The Pattern library has sentiment analysis built-in, pretty fun toolkit to play around with.

http://www.clips.ua.ac.be/pages/pattern-en#sentiment

[+] fdb|14 years ago|reply

In Pattern, sentiment analysis is a one-liner:

    >>> from pattern.en import sentiment
    >>> print sentiment(
    >>>     "The movie attempts to be surreal by incorporating various time paradoxes,"
    >>>     "but it's presented in such a ridiculous way it's seriously boring.") 

    (-0.34, 1.0)

[+] lrvick|14 years ago|reply

Great write-up. My company (Tawlk) actually open sourced a library to automate this very thing. We typically get around 80% accuracy with about 2 million samples.

You can grab our sample set here: https://github.com/downloads/Tawlk/synt/sample_data.bz2

And check out the project here: http://github.com/Tawlk/synt

It also ships with a full CLI interface if you just want to play with it without getting knee deep into the code.

Also if you want to to see a stripped down stand-alone code sample that steps you through the process I made this gist:

https://gist.github.com/1266556

Enjoy :)

[+] denzil_correa|14 years ago|reply

A better example is shown by Jacob Perkins on his blog - http://streamhacker.com/2010/05/10/text-classification-senti...

[+] abyssknight|14 years ago|reply

Sounds like what tawlk does. Wonder if their training data/method is better, though.

[+] lrvick|14 years ago|reply

The method is mostly the same one that is used within our synt library (htto://github.com/Tawlk/synt). We built quite a bit on top of it however. That said, the author did a great job of explaining the process.

Good encouragement for me to better document synt.

[+] jasonkolb|14 years ago|reply

What are neutral tweets classified as?

[+] lrvick|14 years ago|reply

It is a binary classifier so everything is at least slightly negative or slightly positive in a range from -1 to 1.

Think of it like leveler tool used in construction. Nothing is ever _perfectly_ level. It is either tilting one way or the other, but there is an acceptable range people will generally call 'level'. Neutral is the same.

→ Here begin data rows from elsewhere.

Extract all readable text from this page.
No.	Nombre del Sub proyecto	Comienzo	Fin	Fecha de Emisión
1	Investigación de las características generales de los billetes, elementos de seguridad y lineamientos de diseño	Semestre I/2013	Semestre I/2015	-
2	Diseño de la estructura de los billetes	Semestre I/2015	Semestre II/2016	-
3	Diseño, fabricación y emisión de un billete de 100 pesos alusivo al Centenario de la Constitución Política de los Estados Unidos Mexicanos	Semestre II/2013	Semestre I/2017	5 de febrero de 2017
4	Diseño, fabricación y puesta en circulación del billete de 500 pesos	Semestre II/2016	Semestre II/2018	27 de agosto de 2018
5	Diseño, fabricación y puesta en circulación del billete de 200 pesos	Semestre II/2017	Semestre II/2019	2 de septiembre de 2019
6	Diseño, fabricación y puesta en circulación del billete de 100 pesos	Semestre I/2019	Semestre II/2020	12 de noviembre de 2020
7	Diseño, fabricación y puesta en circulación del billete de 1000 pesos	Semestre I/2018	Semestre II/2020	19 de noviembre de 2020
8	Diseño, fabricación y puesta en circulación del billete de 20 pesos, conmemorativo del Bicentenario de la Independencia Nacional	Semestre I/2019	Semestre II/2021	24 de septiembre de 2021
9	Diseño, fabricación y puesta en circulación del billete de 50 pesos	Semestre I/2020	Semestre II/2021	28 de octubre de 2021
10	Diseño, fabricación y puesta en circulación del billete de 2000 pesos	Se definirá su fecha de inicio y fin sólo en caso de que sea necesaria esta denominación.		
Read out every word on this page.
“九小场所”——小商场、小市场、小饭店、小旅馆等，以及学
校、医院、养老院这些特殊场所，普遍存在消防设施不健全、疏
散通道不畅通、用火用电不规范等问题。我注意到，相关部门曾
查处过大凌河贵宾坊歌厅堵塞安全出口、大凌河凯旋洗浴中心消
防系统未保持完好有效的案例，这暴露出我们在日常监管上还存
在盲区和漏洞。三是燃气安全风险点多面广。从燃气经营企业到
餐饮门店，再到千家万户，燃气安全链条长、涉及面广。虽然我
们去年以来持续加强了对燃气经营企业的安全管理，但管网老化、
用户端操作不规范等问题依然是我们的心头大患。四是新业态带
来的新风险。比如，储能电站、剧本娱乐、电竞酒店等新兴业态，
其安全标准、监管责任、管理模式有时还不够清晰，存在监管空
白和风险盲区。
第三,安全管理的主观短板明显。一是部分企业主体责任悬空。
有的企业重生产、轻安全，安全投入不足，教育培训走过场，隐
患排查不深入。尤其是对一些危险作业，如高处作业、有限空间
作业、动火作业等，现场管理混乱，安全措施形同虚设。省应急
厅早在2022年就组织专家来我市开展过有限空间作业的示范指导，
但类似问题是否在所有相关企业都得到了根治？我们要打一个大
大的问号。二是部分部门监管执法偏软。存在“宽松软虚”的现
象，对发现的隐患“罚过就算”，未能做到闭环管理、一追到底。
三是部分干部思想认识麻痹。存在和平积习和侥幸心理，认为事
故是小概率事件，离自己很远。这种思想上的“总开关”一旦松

If the classifier rates something something as 0.001 then that is probably safe to call it 'neutral'. It would be up to the application to decide on a 'neutral range'. You could for instance just flag anything between -0.2..0.2 as 'neutral'. It is good to define functions like these last so you can adjust the range manually until you have reduced false positives to a minimum with your particular data set.

8 comments